Do oats contain gluten? A simple question that is not so easy to answer. Different studies come to different conclusions. The different results are based on the fact that it is more difficult to detect gluten in oats than in other cereals. This is because the protein components in oats are much lower than in other grains. They are therefore less harmful for people with coeliac disease.
Manufacturers are allowed to call their products gluten-free if the limit of 20ppm is met in their product. The German Coeliac Society recommends eating no more than 50g per day and only under medical supervision. In addition, it should be specially grown and processed oats to prevent contamination with other grains.

Lactose

Basically, oats and oatmeal are considered lactose-free. So how come some products are not labelled as such? The reason why some manufacturers are not allowed to label their oat flakes as lactose-free is that they often produce more than just oat flakes. If a manufacturer has also produced foodstuffs containing lactose in the production hall, he cannot rule out the possibility that traces of these foodstuffs have found their way into the oatmeal. If this is the case, the product is labelled with "may contain traces of lactose" or "may contain traces of milk".

Organic

You can often tell whether oatmeal comes from organic farming by whether it bears such a seal. In this case, organic farming means that ecological, health, social and ethical aspects were taken into account during production. In addition, such seals certify that the product was produced without genetic engineering.

Vegetarian / Vegan

Just as with the question of lactose-free, it also depends on the production. Basically, oat flakes are vegetarian in any case, as they are not an animal product. However, if it cannot be ruled out that traces of animal products have been added to the flakes during production, they cannot be described as vegetarian or vegan.

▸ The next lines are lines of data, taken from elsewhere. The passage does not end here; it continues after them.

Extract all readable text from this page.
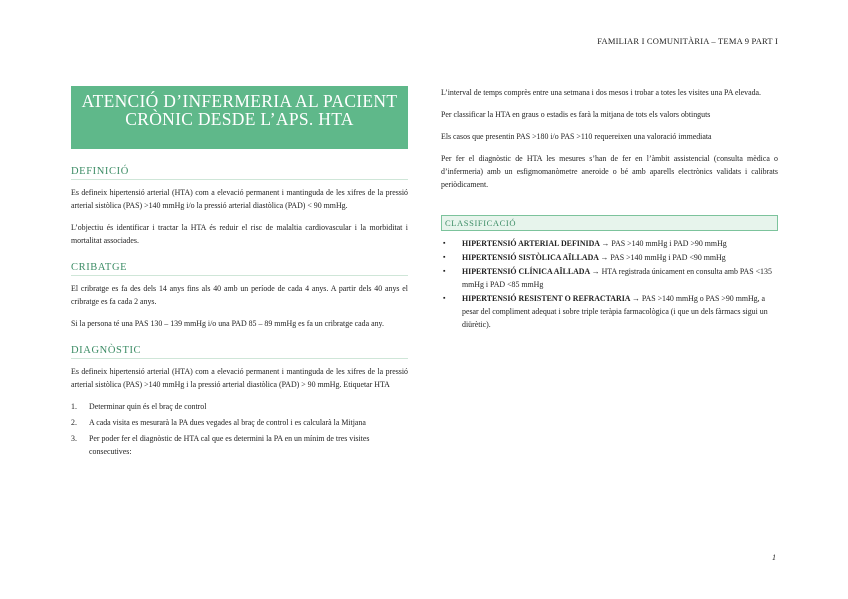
FAMILIAR I COMUNITÀRIA – TEMA 9 PART I
ATENCIÓ D’INFERMERIA AL PACIENT CRÒNIC DESDE L’APS. HTA
DEFINICIÓ

Es defineix hipertensió arterial (HTA) com a elevació permanent i mantinguda de les xifres de la pressió arterial sistòlica (PAS) >140 mmHg i/o la pressió arterial diastòlica (PAD) < 90 mmHg.

L’objectiu és identificar i tractar la HTA és reduir el risc de malaltia cardiovascular i la morbiditat i mortalitat associades.

CRIBATGE

El cribratge es fa des dels 14 anys fins als 40 amb un període de cada 4 anys. A partir dels 40 anys el cribratge es fa cada 2 anys.

Si la persona té una PAS 130 – 139 mmHg i/o una PAD 85 – 89 mmHg es fa un cribratge cada any.

DIAGNÒSTIC

Es defineix hipertensió arterial (HTA) com a elevació permanent i mantinguda de les xifres de la pressió arterial sistòlica (PAS) >140 mmHg i la pressió arterial diastòlica (PAD) > 90 mmHg. Etiquetar HTA

1.	Determinar quin és el braç de control
2.	A cada visita es mesurarà la PA dues vegades al braç de control i es calcularà la Mitjana
3.	Per poder fer el diagnòstic de HTA cal que es determini la PA en un mínim de tres visites consecutives:

L’interval de temps comprès entre una setmana i dos mesos i trobar a totes les visites una PA elevada.

Per classificar la HTA en graus o estadis es farà la mitjana de tots els valors obtinguts

Els casos que presentin PAS >180 i/o PAS >110 requereixen una valoració immediata

Per fer el diagnòstic de HTA les mesures s’han de fer en l’àmbit assistencial (consulta mèdica o d’infermeria) amb un esfigmomanòmetre aneroide o bé amb aparells electrònics validats i calibrats periòdicament.

CLASSIFICACIÓ
▪	HIPERTENSIÓ ARTERIAL DEFINIDA → PAS >140 mmHg i PAD >90 mmHg
▪	HIPERTENSIÓ SISTÒLICA AÏLLADA → PAS >140 mmHg i PAD <90 mmHg
▪	HIPERTENSIÓ CLÍNICA AÏLLADA → HTA registrada únicament en consulta amb PAS <135 mmHg i PAD <85 mmHg
▪	HIPERTENSIÓ RESISTENT O REFRACTARIA → PAS >140 mmHg o PAS >90 mmHg, a pesar del compliment adequat i sobre triple teràpia farmacològica (i que un dels fàrmacs sigui un diürètic).
1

Facts worth knowing about oat flakes

Can oat flakes be ground?

You can easily make flour from oat flakes. You don't even need a mill for this, a flake crusher can do it just as well. By the way, freshly crushed oat flakes taste at least three times as good as store-bought ones. Furthermore, you can also use it to grind oilseeds and spices, which makes the flake crusher very versatile.

Can you make oat flakes yourself?

You can make your own oat flakes with a flake crusher. This purchase is not exactly cheap, but it is worth it if you are a real flake lover. The grains are filled into the hopper and then pressed through rollers. This can be done manually or electrically. Freshly pressed oatmeal tastes much better than industrially produced oatmeal because it does not have to be preserved for a long time.

Oat flakes for muscle building and bodybuilding

Because of the many proteins, oat flakes are also popular with people who want to build muscles. They also serve as a source of carbohydrates. They are mainly used in the muscle-building phase as well as in the definition phase.